New funds with ‘Hong Kong’ in their names that allocate at least 80% of their non-cash assets portfolio to Hong Kong-listed stocks are now being suspending by the Chinese Securities Regulatory Commission (CSRC).
Going forward CSRC will only approve funds that allocate less than 50% of their portfolio.
Two Chinese asset managers confirmed that their new funds preparing to invest in Hong Kong-listed stocks have already been temporarily suspended by the CSRC, local media China Fund reported.
Currently, the number of onshore asset managers applying for new fund approvals with ‘Hong Kong’ in their names has reached 59 this year, data from the CSRC showed.
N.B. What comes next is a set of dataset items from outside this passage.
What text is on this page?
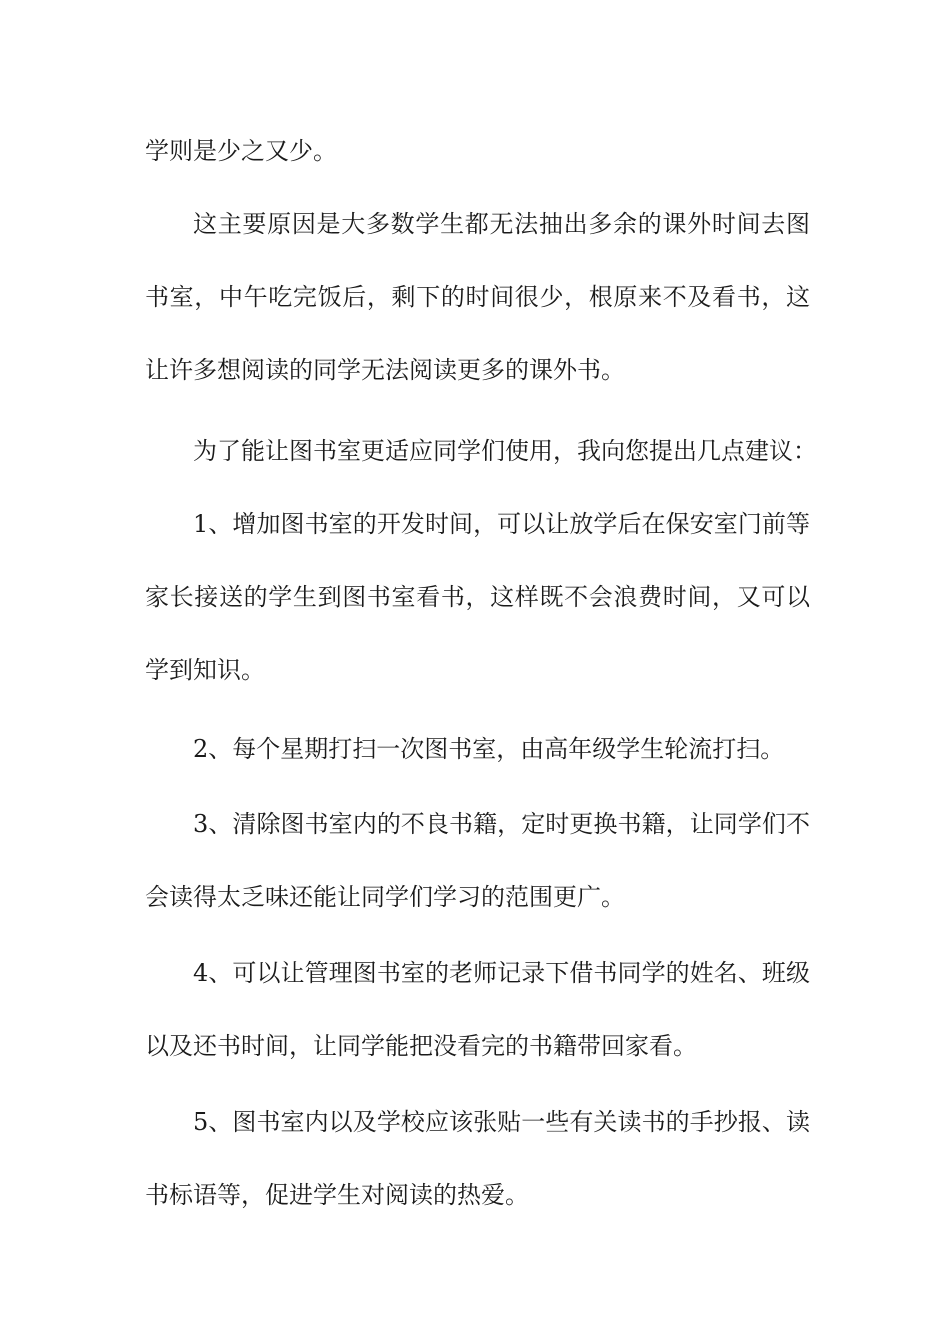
学则是少之又少。

这主要原因是大多数学生都无法抽出多余的课外时间去图
书室，中午吃完饭后，剩下的时间很少，根原来不及看书，这
让许多想阅读的同学无法阅读更多的课外书。

为了能让图书室更适应同学们使用，我向您提出几点建议：

1、增加图书室的开发时间，可以让放学后在保安室门前等
家长接送的学生到图书室看书，这样既不会浪费时间，又可以
学到知识。

2、每个星期打扫一次图书室，由高年级学生轮流打扫。

3、清除图书室内的不良书籍，定时更换书籍，让同学们不
会读得太乏味还能让同学们学习的范围更广。

4、可以让管理图书室的老师记录下借书同学的姓名、班级
以及还书时间，让同学能把没看完的书籍带回家看。

5、图书室内以及学校应该张贴一些有关读书的手抄报、读
书标语等，促进学生对阅读的热爱。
‘The Chinese government is always concerned about the money flowing out [of the country] and that’s the number one reason [for this measure],’ said Elizabeth Soon, small cap equity fund manager at PineBridge Investments.
‘Number two is speculation, in relation to what happened. I wouldn’t take that as a sign to say sell the market or buy the market, because obviously all of that is related to valuations.’ she told Citywire Asia.
The Chinese government also wants to send a signal that the country is very much looking into reducing the risk of such fund products and reducing the possibility of things getting out of control, which will be a big issue in China, added Karine Hirn, partner at East Capital.
As for the impact on the Stock Connect scheme, Hirn said she is convinced that it has made a good contribution towards China market’s opening up and will not hinder its further development.
‘The regulator is now taking stock of this trend. However, since there is no indication on the timeframe of this ban, it seems the policy would only impact new fund launches, while not the existing ones,’ an asset manager, who requested anonymity said.